Various Artists: Lookout! Freakout Episode 2

Various Artists
Lookout! Freakout Episode 2
Lookout!
2001-10-28

When Green Day found themselves flung from the status of lowly musicians to that of music biz celebrities, it was Berkeley’s Lookout! Records that provided the catapult. Catchy but punky, uninnovative but memorable, 1994’s major label mega-hit Dookie followed in the wake of two albums released on the East Bay’s most influential imprint. The punk-pop scene nurtured by Lookout! and the communal performance space 924 Gilman Street was in a fine position to take advantage of Nirvana’s commercial breakthrough, and bands like Green Day and Rancid did just that. (The various pitched battles that these moves precipitated, fought over credibility, accountability, and “selling-out”, are another story.) Half a decade on, and with a huge A to Z (American Steel to Zero Boys, if you must know) roster of bands, Lookout! continues its mission of providing the masses with crunchy but sweet doses of punk-pop frenzy.
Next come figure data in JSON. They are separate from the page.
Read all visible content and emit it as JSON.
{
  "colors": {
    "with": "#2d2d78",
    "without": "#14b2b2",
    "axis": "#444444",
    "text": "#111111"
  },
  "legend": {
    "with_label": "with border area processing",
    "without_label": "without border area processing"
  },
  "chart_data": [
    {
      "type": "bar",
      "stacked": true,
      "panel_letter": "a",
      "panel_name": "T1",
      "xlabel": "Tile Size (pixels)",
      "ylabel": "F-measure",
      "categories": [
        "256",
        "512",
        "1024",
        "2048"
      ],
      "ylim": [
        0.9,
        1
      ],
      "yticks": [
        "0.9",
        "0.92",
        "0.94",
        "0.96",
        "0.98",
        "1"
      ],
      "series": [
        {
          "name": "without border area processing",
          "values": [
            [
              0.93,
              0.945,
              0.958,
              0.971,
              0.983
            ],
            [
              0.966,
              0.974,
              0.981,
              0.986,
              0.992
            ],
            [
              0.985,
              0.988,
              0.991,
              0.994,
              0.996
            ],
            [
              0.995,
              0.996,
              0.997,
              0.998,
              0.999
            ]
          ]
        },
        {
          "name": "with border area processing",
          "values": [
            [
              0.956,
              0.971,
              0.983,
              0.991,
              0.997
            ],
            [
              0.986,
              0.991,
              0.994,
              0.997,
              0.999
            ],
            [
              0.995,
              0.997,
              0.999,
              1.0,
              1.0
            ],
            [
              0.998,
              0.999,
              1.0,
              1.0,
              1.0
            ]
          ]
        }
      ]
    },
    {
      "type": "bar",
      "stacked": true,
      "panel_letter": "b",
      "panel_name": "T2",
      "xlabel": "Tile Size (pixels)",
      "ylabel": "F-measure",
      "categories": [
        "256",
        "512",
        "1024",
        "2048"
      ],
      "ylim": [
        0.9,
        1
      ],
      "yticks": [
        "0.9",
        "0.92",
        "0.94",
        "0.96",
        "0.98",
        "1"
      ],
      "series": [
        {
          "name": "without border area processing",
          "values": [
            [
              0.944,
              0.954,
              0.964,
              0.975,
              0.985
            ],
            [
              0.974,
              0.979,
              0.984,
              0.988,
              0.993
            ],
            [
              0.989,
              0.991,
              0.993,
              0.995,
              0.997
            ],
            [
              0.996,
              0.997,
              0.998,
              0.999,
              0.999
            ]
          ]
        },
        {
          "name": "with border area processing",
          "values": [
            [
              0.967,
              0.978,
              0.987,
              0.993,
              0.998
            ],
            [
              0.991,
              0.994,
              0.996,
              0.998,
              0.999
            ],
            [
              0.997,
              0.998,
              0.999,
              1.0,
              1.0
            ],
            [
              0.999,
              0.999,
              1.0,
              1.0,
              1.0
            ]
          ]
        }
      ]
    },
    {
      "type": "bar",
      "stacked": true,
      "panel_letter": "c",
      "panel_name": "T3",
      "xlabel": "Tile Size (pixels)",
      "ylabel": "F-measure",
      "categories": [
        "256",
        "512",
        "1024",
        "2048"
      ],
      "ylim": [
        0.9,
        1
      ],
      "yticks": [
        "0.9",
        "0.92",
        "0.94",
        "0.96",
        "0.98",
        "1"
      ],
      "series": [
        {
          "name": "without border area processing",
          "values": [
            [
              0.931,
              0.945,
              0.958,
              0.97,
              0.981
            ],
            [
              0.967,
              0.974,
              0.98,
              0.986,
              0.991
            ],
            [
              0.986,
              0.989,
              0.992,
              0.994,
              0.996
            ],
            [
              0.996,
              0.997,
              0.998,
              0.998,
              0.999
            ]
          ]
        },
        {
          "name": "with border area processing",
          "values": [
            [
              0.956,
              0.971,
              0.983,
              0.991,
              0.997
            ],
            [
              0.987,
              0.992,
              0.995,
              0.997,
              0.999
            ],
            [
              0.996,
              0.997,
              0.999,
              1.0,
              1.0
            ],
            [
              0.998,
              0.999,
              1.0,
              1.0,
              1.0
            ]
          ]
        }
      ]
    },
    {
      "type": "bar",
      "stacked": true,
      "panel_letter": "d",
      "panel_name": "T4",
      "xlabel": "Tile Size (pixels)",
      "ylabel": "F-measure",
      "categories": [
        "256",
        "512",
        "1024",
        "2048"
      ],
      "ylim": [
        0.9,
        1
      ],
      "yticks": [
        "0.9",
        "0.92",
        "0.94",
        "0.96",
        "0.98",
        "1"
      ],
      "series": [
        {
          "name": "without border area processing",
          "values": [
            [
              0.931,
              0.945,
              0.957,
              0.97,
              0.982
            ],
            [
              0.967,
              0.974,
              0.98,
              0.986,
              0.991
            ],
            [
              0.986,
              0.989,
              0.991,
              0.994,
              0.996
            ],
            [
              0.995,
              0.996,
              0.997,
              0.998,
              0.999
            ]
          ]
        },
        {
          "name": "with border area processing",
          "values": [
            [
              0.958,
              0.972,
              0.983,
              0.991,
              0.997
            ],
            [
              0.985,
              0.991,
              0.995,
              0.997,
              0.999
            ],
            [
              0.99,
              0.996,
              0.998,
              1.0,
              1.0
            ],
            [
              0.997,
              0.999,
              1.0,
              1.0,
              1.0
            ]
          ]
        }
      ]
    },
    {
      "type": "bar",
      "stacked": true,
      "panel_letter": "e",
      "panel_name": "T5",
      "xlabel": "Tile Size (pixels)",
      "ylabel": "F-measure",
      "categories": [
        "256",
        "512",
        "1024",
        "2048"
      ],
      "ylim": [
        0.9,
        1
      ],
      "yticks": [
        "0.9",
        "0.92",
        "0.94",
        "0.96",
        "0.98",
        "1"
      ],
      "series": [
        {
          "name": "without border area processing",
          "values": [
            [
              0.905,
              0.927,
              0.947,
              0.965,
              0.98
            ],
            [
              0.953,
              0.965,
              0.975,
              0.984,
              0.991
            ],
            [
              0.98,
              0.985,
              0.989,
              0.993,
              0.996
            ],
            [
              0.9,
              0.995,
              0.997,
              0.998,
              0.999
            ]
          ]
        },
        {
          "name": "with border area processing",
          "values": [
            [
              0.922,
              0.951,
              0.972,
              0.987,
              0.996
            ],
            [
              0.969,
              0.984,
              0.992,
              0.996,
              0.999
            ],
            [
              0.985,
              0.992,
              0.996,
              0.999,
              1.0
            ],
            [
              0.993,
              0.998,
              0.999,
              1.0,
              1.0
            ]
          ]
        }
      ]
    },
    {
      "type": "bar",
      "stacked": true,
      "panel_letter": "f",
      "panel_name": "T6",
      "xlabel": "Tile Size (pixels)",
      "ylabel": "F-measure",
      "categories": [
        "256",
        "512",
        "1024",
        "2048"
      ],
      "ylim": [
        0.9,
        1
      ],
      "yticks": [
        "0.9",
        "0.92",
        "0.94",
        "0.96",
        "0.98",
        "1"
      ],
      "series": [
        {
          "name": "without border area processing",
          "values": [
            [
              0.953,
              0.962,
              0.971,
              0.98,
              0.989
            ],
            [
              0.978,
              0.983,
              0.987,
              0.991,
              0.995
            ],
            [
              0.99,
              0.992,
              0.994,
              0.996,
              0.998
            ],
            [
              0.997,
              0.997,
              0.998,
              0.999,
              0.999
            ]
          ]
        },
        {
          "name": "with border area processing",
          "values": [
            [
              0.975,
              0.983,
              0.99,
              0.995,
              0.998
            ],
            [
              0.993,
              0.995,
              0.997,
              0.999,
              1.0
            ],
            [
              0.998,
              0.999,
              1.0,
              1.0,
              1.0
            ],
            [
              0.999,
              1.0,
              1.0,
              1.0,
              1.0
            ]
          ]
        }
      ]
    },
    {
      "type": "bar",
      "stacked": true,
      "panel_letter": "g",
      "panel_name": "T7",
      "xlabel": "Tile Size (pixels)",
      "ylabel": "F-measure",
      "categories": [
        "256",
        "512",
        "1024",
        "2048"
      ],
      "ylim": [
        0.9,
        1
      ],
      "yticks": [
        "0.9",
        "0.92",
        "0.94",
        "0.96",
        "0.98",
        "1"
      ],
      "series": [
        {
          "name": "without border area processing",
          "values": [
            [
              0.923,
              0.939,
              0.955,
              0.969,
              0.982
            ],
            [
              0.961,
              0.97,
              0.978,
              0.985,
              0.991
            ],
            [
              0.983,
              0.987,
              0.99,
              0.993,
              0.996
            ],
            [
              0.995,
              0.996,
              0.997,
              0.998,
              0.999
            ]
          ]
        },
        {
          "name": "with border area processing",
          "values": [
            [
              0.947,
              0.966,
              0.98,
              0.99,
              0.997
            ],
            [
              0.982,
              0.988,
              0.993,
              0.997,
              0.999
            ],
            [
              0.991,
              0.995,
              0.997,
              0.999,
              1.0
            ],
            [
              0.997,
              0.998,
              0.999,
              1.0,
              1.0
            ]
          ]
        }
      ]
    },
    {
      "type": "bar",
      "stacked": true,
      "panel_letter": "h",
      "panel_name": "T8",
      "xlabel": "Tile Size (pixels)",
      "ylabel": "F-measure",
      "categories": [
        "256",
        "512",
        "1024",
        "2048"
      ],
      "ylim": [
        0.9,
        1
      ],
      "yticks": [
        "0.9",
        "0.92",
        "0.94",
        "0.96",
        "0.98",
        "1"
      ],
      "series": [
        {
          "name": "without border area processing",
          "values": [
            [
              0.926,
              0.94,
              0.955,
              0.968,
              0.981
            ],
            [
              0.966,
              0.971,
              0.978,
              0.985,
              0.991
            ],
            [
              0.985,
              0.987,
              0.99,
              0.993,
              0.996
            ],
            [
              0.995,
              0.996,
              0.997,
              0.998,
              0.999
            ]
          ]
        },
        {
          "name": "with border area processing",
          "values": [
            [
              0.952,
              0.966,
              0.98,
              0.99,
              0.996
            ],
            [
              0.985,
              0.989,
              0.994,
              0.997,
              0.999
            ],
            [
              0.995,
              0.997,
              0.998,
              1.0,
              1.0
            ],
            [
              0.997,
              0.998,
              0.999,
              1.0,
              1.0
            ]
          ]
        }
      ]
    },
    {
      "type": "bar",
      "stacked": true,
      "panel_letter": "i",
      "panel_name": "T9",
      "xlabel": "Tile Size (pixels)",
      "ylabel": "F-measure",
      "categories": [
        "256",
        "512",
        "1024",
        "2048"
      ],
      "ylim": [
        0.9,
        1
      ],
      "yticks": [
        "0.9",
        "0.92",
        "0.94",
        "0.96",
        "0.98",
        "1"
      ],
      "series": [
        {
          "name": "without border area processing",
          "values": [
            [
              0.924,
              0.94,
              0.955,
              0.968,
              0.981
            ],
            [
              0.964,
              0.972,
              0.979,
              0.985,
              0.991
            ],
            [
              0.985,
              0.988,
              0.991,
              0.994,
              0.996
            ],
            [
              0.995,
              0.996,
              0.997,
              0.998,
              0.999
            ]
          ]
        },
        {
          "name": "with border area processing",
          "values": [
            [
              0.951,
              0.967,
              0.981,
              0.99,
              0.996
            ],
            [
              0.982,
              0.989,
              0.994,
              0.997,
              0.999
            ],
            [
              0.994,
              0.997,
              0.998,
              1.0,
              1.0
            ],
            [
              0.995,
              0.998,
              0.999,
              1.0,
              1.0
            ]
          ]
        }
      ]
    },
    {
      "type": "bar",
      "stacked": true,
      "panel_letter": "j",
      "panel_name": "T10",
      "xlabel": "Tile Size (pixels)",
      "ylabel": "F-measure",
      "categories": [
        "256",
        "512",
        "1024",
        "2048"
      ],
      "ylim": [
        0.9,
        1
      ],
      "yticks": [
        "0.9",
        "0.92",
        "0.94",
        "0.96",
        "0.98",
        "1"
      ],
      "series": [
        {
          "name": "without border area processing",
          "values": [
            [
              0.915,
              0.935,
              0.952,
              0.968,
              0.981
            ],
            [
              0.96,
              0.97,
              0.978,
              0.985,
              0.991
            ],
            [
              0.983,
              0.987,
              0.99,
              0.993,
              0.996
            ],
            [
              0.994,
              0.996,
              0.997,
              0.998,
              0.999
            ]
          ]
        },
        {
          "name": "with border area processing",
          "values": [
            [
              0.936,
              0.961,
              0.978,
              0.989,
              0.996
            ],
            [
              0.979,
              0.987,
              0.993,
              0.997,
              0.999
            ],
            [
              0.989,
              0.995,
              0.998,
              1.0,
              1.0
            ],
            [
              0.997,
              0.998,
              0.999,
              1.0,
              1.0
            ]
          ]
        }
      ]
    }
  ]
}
For those looking for a place to start, this 26-song sampler (six of which are previously unreleased) is ideal. Freakout Episode 2 follows on 2000’s first volume with some of the same bands and nary a change in aesthetic. Lookout!’s physical expression is the pogo rather than the slam dance, and Episode 2 unleashes plenty of opportunities to jump up and down. American Steel’s “Turn It Out” opens the album with a Fugazi-esque guitar line mated to a Sleater-Kinney-like chorus. Like much of this collection, it’s enjoyable without being entirely original. The ’70s metallic crunch of the Donnas — no longer jailbait but just as nasty — is represented with “Do You Wanna Hit It?” from their recent album Turn 21. One of Lookout!’s best known bands, the four young women from Palo Alto root themselves firmly in the bad-girl-group tradition of the Runaways, but their current position echoes no one so much as Britney, a star of similar age who’s also attempting to grow up without losing her youthful, huh-hmm, allure.

The reformed Bratmobile play “90’s Nomad” like the reductive “rrriot grrrl” media frenzy never happened. Bis is the odd-band-out here, and although the bubbly techno-disco of “Dead Wrestlers” isn’t fantastic (too stuck in the mid-’80s), it does provide a brief, early respite from the guitar-drum-bass onslaught. (It also gets lambasted on the label’s Web site — see below — and what’s more punk than that?) The always enjoyable Screeching Weasel turn in another short and fast winner about the “cute-but-not-too-cute” “Pauline”; up-and-comers Alkaline Trio slow things down, briefly, on “Hell Yes”. Rounded out with Bay Area heroes the Mr. T Experience (with an appropriate ode to the Ramones), the Queers, Yesterday’s Kids, and a clutch of others, Episode 2 offers a more than sufficient collection of jaggedly melodic, three minute bursts.

But why trust me? An over-30 suburbanite is not exactly the target demographic here. Lookout!’s enthralling Web site features album reviews from the record buying public itself. You’ll never find a more personal, if grammatically questionable, assessment. “JoeySadistic” has this to say: “Dude, don’t fucking buy this. Buy Lookout! Freekout one, but save your fucking money. This CD really sucks. What the fuck is with bis, they are like, fucking techno, not punk. I could write volumes on the horridness of this record, but I’m too fucking lazy. In short, dont fuckin buy it.” If that alone isn’t reason enough to run out and buy, “jacklany” gives Freakout Episode 2 a more representative, 5 star preview: “Even better than episode 1 (if this possible)! The physical proof that Lookout! bands just keep evolving and making music that gets better and better. All songs brilliant. My 2002 resolution is to by a record of every single band on this comp (even tough I own a lot of em already). Keep support the scene!” Indeed.